I don't understand the complaints about the English accent being bad either,
because there isn't an "ideal" English accent. It's just different. They also
come off as extremely entitled. Guess what, everyone accustomed to a non-UK/US
accent has to get used to them to actually understand pretty much any content
on the web.

------
masayoshis_son
I only search YouTube with Google video search as YouTube's built-in search
always seems to be delivering much less relevant results for me.

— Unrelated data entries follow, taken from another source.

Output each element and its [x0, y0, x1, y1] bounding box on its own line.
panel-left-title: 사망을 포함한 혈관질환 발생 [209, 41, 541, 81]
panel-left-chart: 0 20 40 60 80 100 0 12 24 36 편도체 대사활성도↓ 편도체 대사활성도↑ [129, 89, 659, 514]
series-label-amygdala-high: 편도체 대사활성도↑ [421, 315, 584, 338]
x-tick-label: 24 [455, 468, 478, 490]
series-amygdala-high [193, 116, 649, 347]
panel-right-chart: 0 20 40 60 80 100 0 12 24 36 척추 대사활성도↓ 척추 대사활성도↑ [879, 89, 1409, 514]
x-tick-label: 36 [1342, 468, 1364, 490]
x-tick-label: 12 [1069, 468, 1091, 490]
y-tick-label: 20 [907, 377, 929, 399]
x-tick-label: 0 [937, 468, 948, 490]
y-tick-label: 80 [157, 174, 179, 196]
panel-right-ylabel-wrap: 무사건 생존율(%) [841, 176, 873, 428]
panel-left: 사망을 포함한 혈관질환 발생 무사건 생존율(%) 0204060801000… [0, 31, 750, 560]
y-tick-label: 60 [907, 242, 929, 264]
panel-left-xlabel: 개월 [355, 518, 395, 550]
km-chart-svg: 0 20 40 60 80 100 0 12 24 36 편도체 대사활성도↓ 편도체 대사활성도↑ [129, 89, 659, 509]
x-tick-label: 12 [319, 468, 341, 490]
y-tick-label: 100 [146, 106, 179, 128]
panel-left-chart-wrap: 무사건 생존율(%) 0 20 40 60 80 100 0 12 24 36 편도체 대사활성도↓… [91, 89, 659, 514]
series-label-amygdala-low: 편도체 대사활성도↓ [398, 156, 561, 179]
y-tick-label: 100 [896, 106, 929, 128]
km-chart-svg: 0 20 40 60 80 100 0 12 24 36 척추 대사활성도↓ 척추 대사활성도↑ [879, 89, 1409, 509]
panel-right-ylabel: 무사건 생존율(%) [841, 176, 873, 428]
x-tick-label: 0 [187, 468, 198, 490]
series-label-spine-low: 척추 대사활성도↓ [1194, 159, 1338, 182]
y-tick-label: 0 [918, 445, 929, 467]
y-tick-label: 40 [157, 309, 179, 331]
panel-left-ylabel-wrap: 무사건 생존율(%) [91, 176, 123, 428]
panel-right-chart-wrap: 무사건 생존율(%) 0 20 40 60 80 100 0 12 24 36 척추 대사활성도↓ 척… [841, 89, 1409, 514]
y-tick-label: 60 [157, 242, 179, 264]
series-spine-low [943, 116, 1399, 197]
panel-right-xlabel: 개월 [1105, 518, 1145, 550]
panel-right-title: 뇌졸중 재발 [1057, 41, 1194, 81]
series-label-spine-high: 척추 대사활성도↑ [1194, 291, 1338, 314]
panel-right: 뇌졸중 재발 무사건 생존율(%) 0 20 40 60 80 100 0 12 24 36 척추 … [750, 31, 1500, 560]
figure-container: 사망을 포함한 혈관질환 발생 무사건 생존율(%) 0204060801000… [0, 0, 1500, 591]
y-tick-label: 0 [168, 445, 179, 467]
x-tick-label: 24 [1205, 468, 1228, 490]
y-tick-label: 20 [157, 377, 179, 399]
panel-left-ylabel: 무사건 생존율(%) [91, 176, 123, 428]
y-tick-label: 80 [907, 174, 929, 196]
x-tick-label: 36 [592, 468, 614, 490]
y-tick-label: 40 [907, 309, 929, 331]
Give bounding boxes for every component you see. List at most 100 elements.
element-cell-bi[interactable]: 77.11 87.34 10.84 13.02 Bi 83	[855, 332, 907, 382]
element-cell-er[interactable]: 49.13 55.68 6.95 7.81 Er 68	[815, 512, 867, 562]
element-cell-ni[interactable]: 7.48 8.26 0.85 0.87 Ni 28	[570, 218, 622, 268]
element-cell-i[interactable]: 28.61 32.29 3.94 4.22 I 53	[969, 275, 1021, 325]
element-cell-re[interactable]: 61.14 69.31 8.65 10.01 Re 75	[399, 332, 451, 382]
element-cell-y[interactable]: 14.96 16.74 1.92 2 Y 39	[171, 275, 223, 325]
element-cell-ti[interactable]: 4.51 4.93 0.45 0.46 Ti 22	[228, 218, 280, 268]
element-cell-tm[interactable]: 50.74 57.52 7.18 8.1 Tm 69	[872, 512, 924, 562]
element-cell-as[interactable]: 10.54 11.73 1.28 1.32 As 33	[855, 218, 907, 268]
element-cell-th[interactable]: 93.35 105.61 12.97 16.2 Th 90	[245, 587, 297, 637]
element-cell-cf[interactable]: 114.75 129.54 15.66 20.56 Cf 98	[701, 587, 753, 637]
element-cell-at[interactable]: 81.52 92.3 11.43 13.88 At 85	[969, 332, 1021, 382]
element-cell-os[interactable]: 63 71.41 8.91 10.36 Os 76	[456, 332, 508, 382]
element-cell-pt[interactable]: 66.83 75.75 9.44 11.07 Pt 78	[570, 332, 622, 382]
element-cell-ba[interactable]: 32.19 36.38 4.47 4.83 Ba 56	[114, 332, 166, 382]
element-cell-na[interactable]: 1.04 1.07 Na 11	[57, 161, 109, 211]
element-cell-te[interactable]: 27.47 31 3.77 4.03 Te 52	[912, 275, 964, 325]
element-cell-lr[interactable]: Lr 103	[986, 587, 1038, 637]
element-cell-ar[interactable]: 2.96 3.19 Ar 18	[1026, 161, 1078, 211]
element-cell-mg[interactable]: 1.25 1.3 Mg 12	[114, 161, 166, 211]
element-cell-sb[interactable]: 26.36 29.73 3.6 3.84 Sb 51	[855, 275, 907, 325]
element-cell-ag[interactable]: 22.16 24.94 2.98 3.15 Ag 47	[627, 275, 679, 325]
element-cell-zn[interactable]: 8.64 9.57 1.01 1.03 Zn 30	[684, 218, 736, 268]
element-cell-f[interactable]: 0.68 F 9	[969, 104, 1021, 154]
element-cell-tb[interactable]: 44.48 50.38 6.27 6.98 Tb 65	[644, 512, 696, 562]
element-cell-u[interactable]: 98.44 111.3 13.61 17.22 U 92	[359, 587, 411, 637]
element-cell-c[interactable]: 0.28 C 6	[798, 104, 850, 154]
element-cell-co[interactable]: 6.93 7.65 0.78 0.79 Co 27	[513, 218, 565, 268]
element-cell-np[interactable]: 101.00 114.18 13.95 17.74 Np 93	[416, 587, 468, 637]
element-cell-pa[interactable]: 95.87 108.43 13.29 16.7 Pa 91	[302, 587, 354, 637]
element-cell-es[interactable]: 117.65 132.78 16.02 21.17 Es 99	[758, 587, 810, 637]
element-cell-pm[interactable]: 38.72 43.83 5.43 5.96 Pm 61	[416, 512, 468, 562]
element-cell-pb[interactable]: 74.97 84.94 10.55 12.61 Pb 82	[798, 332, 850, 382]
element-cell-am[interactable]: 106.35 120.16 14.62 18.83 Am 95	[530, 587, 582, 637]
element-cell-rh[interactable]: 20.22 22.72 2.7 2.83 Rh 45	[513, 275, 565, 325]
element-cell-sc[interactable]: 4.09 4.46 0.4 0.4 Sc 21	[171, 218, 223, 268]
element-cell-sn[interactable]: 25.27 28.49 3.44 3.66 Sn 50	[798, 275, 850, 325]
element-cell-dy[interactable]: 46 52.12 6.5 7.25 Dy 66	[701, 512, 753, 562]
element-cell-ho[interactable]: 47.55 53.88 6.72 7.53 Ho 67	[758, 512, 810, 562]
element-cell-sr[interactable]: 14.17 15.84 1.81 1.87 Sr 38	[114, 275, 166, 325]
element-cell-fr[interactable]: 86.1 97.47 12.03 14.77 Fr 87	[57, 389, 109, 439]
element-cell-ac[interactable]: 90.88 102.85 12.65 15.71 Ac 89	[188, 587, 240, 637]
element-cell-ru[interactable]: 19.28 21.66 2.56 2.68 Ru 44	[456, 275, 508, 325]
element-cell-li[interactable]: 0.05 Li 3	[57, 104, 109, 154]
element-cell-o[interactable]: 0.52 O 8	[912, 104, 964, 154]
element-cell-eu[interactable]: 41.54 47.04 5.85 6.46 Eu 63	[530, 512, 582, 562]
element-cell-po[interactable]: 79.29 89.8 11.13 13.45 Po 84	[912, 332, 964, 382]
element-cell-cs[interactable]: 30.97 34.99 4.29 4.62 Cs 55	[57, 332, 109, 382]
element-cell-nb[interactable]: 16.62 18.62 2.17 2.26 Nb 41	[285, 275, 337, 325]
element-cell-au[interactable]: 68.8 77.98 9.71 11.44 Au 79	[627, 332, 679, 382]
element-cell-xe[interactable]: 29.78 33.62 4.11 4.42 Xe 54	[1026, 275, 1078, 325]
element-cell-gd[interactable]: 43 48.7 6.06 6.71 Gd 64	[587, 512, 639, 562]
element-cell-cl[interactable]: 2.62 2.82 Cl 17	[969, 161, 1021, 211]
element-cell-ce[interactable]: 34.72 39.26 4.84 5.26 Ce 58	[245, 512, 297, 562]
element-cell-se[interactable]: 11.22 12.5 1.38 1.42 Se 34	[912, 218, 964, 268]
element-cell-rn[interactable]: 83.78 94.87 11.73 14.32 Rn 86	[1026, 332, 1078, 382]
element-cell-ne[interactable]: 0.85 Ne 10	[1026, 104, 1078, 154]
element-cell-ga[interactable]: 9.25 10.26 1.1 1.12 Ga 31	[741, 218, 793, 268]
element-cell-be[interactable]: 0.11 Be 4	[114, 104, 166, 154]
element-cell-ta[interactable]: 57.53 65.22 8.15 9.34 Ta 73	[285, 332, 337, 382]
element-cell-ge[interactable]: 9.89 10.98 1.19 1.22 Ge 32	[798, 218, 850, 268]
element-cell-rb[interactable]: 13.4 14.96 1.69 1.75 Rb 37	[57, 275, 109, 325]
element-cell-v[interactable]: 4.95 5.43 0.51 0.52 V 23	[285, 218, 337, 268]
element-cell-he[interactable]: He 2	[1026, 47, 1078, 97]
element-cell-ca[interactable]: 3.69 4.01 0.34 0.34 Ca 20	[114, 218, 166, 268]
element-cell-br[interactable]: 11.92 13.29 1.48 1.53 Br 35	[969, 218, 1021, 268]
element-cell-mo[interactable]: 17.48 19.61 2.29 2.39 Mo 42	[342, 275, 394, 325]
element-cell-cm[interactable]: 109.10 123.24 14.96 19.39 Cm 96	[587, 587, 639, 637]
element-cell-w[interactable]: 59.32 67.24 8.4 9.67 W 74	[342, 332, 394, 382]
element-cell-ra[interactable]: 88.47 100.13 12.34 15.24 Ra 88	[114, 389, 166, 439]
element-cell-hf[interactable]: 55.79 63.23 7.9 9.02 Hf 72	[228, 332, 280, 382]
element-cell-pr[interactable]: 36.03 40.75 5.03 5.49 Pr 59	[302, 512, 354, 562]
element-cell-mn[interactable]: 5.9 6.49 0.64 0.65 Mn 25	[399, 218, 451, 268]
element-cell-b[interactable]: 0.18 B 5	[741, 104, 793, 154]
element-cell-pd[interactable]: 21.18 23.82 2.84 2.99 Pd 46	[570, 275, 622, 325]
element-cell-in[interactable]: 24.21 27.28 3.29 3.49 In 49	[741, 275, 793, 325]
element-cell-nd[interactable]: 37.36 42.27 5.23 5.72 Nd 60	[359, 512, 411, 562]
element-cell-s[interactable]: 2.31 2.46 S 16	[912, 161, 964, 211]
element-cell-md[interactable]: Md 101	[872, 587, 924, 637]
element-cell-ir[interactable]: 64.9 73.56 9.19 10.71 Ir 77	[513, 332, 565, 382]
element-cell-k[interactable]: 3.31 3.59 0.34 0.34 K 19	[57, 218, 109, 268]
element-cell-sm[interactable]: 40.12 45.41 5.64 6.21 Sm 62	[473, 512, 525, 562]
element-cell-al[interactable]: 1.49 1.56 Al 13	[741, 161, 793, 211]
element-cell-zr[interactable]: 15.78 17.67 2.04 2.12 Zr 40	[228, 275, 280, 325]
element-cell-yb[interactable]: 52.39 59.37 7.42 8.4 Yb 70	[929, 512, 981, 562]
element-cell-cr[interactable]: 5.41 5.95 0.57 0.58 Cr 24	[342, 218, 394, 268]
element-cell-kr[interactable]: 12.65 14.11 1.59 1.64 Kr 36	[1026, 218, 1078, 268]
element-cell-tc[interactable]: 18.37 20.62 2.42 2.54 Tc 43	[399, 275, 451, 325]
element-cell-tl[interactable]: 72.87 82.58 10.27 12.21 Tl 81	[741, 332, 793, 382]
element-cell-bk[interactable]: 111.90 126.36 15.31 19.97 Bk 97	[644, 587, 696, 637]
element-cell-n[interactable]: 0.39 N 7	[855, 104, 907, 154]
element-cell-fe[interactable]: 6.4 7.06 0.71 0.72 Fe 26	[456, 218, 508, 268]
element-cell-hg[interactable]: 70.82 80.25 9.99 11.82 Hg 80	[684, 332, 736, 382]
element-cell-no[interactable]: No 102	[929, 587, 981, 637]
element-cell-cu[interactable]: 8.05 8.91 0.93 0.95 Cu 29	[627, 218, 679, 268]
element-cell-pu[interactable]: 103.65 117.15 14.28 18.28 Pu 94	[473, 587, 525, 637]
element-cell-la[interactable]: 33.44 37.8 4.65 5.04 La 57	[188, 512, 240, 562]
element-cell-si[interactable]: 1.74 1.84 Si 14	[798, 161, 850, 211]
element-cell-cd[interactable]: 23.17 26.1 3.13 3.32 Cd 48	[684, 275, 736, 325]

Google Search seems to ignore the user's preferred language choice from the
HTTP Accept-Language header and (for a not logged-in user) default to whatever
can be inferred from the IP address/location but at least this behavior can be
overriden.

------
hackerbabz
I’ve never had this happen to me. How common is it?

------
kranner
From one of the comments, it is interesting how "-HINDI" in the search string
does seem to eliminate most Indian videos (even ones in other Indian languages
like Tamil) where "HINDI" does not seem to be present in the video
description.

Looks like a real market need here, although maybe limited to videos in a
particular segment (I searched for "Angular tutorial" for this example),
because somehow I don't get these Indian hits at all -- despite being Indian
and living in India.

------
switchb4
The poster did not say what exactly is his problem with indian videos. Because
he did not say if the videos he encounters are not in English.